Charities and internal investigations
Confidentiality sits at the very heart of an effective therapeutic relationship. The maintenance of trust in the practitioner and in the wider profession requires that anything discussed in sessions, be they group or individual, remains private. What happens when a patient reveals that they are the subject of on-going sexual abuse or that they intend to commit a serious criminal offence? Do you have a legal duty to disclose, what about a ‘professional’ one? We discuss the tension between confidentiality and safeguarding, the law around permitted (and required) disclosures and suggest some practical approaches to dealing with situations such as these.
What is confidentiality?
The duty of confidentiality placed on therapists arises from a variety of obligations imposed by law, derived from acts of parliament, the common law and the European Convention on Human Rights. Confidentiality has been defined by the court (Venables v MGN  1 All ER 908 per Lady Justice Butler Sloss) as “[a]ll information about the [patients]…whether by records or otherwise, which relates to their medical, psychological or therapeutic care is, in principle, confidential. That confidentiality would, in my view, extend to art, or any other form of therapy, and to all those taking part in group therapy, and not only the therapist…”
Disclosing personal information about a client to someone not entitled to it, places you at risk of possible criminal liability (e.g. offences under the Data Protection Act 1998), civil action (for breach of privacy for example) and investigation by your (voluntary) regulator. The reputational risk associated with unlawful breaches may be the most significant impact felt by professionals choosing to tell tales on the patients (even when told with the best of intentions).
A patient’s right to confidentiality is not absolute and there will be circumstances that arise that permit and perhaps even require you to breach confidence and make a disclosure to an appropriate authority, be that the police, social services or a parent, in the case of a child. Therapists should remember that any disclosure in breach of patient confidentiality will only be lawful if it is authorised by the patient or by the law.
Patient consent authorises disclosure
When a patient consents to the release of their notes, or any personal information about them, confidentiality is lifted and disclosures about the patient may be made to the limited extent that has been authorised. The difficulties surrounding the obtaining of informed consent in a therapeutic setting are well documented; care should be taken to ensure the patient has capacity, that they understand the concept and the possible implications of agreeing/refusing consent and that they can weigh the implications of disclosure in the balance to arrive at a choice. Consent should be carefully documented.

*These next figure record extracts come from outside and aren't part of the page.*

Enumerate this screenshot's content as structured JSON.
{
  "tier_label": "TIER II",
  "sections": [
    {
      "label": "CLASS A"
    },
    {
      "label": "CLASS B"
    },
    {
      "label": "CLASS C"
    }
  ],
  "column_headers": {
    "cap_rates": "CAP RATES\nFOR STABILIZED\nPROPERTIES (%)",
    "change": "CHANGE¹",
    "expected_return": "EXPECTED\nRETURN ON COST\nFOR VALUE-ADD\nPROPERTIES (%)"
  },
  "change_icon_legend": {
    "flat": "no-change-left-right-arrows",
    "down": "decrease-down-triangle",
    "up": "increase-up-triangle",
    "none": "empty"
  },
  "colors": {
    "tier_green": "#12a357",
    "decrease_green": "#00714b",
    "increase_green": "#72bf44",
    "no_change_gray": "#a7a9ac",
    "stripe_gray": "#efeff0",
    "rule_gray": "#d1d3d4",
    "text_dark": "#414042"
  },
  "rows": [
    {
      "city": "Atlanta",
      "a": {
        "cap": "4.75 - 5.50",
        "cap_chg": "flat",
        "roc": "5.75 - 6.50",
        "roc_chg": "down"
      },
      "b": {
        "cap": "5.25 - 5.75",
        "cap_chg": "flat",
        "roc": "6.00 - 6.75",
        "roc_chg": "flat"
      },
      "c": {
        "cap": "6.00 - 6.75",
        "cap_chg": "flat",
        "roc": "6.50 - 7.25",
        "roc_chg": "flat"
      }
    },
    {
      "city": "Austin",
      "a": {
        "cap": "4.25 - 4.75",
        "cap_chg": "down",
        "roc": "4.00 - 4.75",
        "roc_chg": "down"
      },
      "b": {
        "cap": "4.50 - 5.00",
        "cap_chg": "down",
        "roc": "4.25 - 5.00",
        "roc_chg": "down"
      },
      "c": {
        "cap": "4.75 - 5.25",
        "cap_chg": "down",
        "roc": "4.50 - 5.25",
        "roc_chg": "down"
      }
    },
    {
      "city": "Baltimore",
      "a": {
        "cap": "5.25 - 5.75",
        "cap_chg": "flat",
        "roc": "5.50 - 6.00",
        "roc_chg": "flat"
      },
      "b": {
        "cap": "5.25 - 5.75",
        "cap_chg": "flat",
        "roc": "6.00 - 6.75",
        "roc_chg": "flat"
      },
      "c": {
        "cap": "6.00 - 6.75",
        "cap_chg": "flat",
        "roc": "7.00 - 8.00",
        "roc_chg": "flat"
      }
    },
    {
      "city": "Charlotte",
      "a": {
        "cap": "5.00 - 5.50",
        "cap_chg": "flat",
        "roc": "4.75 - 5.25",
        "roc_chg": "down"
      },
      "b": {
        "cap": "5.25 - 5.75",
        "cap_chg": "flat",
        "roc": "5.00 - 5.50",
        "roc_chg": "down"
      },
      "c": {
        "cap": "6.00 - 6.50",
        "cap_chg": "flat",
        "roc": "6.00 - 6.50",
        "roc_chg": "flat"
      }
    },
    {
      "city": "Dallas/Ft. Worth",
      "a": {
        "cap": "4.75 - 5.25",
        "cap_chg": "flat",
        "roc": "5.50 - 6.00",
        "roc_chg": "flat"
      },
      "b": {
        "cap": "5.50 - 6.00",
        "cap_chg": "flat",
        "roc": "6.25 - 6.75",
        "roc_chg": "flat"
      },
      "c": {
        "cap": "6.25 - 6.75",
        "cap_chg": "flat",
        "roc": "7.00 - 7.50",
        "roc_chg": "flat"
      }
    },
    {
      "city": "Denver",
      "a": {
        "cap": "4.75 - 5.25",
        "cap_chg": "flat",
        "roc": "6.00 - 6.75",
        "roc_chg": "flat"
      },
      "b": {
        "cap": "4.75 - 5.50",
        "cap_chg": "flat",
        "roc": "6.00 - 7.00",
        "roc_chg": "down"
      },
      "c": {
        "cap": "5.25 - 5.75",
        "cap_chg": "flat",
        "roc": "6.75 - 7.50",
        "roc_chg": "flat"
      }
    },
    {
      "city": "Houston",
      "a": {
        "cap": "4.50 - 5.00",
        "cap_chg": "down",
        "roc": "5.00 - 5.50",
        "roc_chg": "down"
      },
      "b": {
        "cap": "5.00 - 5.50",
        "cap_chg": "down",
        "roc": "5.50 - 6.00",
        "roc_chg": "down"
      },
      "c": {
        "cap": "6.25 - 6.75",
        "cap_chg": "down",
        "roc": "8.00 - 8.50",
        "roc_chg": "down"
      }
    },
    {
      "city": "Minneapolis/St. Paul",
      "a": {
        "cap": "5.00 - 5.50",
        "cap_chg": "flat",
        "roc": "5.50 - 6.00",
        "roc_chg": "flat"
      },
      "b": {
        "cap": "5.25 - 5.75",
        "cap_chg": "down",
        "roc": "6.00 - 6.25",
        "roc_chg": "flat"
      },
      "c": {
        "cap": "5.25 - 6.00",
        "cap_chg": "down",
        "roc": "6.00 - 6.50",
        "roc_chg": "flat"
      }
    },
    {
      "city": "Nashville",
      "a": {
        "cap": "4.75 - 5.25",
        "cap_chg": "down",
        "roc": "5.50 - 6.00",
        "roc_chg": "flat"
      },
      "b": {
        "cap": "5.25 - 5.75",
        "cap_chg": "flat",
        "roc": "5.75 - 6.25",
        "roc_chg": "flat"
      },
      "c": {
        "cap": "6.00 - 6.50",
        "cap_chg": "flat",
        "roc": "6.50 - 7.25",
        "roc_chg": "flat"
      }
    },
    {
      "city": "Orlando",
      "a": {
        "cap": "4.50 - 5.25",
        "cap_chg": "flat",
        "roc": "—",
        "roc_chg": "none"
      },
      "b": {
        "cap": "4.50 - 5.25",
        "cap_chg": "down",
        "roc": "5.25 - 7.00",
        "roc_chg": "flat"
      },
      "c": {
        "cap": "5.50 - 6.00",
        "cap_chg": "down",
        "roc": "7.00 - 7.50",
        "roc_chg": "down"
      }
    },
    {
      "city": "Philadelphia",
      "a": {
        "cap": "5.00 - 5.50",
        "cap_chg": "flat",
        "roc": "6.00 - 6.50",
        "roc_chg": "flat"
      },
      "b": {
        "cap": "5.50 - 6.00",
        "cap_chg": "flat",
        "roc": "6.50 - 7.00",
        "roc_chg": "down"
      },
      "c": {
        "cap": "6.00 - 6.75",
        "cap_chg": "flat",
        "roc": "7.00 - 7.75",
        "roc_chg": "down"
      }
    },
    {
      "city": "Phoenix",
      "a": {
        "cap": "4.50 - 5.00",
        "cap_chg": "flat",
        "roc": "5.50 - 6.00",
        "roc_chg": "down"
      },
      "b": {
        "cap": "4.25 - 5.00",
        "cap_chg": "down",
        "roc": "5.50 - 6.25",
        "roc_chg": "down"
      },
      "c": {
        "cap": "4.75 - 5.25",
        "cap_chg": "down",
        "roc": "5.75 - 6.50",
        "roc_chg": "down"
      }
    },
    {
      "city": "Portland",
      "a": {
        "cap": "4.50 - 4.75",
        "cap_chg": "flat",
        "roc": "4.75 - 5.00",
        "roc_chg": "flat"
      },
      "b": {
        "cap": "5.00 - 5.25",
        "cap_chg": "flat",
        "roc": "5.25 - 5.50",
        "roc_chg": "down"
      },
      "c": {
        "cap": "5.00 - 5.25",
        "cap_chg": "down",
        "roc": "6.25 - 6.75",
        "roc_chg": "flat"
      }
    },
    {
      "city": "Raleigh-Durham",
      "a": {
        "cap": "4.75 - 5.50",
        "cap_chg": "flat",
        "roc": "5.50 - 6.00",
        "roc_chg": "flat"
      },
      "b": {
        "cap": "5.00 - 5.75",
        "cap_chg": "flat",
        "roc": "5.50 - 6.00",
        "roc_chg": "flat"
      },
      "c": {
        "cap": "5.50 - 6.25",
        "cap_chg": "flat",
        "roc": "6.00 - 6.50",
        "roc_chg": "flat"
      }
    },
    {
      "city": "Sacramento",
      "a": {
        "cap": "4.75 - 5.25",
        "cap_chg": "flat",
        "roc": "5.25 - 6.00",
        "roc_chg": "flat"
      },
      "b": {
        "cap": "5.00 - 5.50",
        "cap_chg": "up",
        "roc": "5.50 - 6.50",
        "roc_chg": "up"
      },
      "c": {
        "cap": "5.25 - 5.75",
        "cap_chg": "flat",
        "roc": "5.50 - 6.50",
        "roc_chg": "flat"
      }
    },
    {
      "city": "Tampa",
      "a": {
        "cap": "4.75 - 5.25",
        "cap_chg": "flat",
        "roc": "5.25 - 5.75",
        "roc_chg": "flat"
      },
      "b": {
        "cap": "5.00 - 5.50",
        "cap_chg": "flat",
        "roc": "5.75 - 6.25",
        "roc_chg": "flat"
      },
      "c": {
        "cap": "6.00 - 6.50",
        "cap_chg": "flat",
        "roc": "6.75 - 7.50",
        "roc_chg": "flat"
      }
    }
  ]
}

Disclosures permitted by law
With perhaps one exception (Under the Terrorism Act 2000 there is a requirement for certain professionals (including therapists) to disclose certain concerns relating to terrorist property), no therapist is required by law to breach confidence and inform the police that their client has committed, or is intending to commit, a criminal offence or that they pose a risk to themselves or others. Any disclosures about a patient made by a therapist without patient consent will be rare. The law does not set out the precise circumstances in which confidentiality may be breached, but the following approach brings together the most up to date judicial and other thinking.
Therapists should satisfy themselves that the release of information to protect the interests of a third party exceptionally prevails both over the duty of confidence owed to the patient and the public interest in a confidential health and social care service. In short, disclosure must be considered essential to protect the patient, protect third parties from the risk of death or serious harm or prevent a crime/civil wrong. The most important considerations for a therapist are likely to be how real and imminent the risk of harm is and whether there is an appropriate person to whom the disclosure can be made who could in turn, avert the harm. Disclosure by a patient of historic sexual abuse is unlikely to fall into the category of discloseable information; a present, real and imminent threat to carry out a fatal shooting may well justify a call to the police.
What you need to do
At the outset of every therapeutic relationship it should be made clear to the patient what the limits of confidentiality are. This will differ from patient to patient and will be very different for children. When confronted with an ethical dilemma, take advice from your supervisor or even a lawyer. If, having worked through the criteria above, you to consider that you can and should make a lawful disclosure, if appropriate, try and seek patient consent. This should be followed by a written explanation as to why you consider that a disclosure is necessary. You may wish to encourage the patient (and/or where appropriate, their legal representative) to inform the relevant authority themselves, this may preserve the professional relationship. If however the patient declines, you should inform them that you will disclose in any event. When you speak to the appropriate person in authority, disclose no more than absolutely necessary to protect from the risk of imminent harm. Finally, record your reasons.
This is not an easy area. Patients expect full confidence but therapists cannot hold this line where life and limb are at risk. Think carefully, take advice and record your reasons.